Quadruple witching day comes four times a year, and this most recent one brought with it record trading volume during the closing auction for the NYSE.

“Last Friday’s Quadruple Witching (12/17/21) was historic in the sense that it was the heaviest trading volume day on the NYSE Closing Auction ever at 2.4 billion shares (previous high was 2.3 billion shares),” wrote Paul Weisbruch, ETF/options sales and trading for GTS Mischler, in a communication.

The quadruple witching refers to the day when all derivatives from stock index futures, stock index options, stock options, and single stock futures expire at the same time. These days fall on the third Friday of March, June, September, and December and always bring heavy trading volumes and potential volatility with them. This most recent one saw the highest trading volumes yet.

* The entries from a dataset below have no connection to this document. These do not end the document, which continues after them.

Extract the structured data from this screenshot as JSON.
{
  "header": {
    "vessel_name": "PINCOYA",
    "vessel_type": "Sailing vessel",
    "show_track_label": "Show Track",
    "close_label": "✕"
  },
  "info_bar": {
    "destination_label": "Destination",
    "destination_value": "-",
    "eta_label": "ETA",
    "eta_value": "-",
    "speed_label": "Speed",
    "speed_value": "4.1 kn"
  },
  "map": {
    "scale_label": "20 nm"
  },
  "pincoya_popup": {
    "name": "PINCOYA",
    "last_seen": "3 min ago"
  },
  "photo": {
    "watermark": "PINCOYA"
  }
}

Image source: Paul Weisbruch of GTS Mischler

The Role of the NYSE Closing Auction

The NYSE Closing Auction is an event that brings together all the buyers and sellers under a common trade and works to establish the closing price for every stock. It’s considered a large scale liquidity event, as it processes three different order types simultaneously while bringing together individual investors alongside institutional ones, as explained by the NYSE.

The closing auction is the last event of every trading day and is when market-on-close orders are traded; these orders must transact during the closing auction no matter what the price is. In addition, these orders are always executed.

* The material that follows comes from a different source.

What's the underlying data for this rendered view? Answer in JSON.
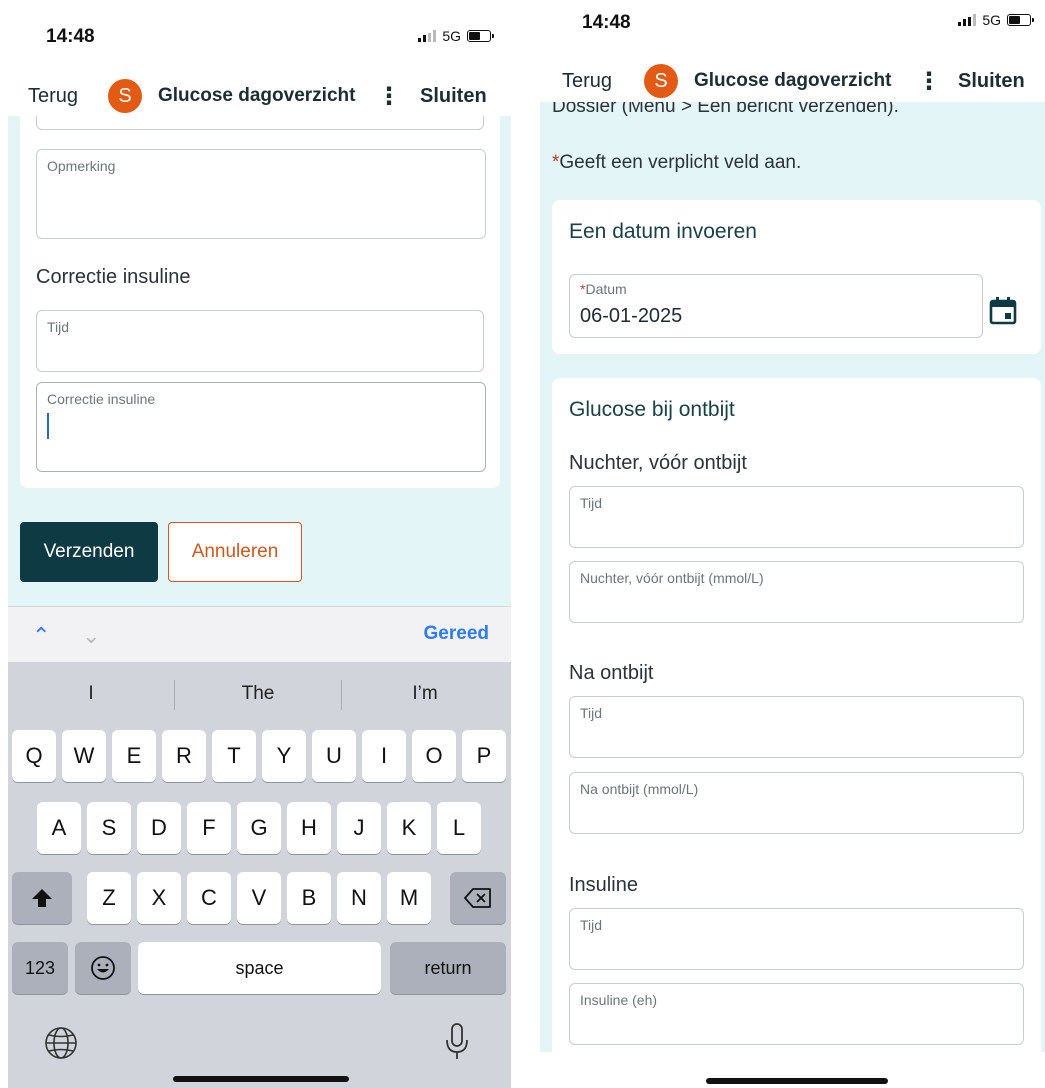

During the closing auction, limit-on-close orders are also processed, but only if they meet the specific requirements of the order. Limit-on-close orders have certain buy or sell conditions related to closing price and their limit price, and if those do not align, the order doesn’t transact during the closing auction for that day.

NYSE floor brokers are also able to process investor interest at close and, of the three options, provide the greatest amount of flexibility for investors because of their ability to cancel or enter interest all the way up until the closing bell sounds.

Markets are generally very fragmented during the day; the closing auction is the only time of day that traders can invest and reap the benefits of the centralized liquidity event, getting access to a transparent and accessible price. Because of the mechanics of the closing auction, days like quadruple witching ones are able to be accommodated without major market disruption, outside of the volatility that can be inherent to four different asset classes all expiring simultaneously.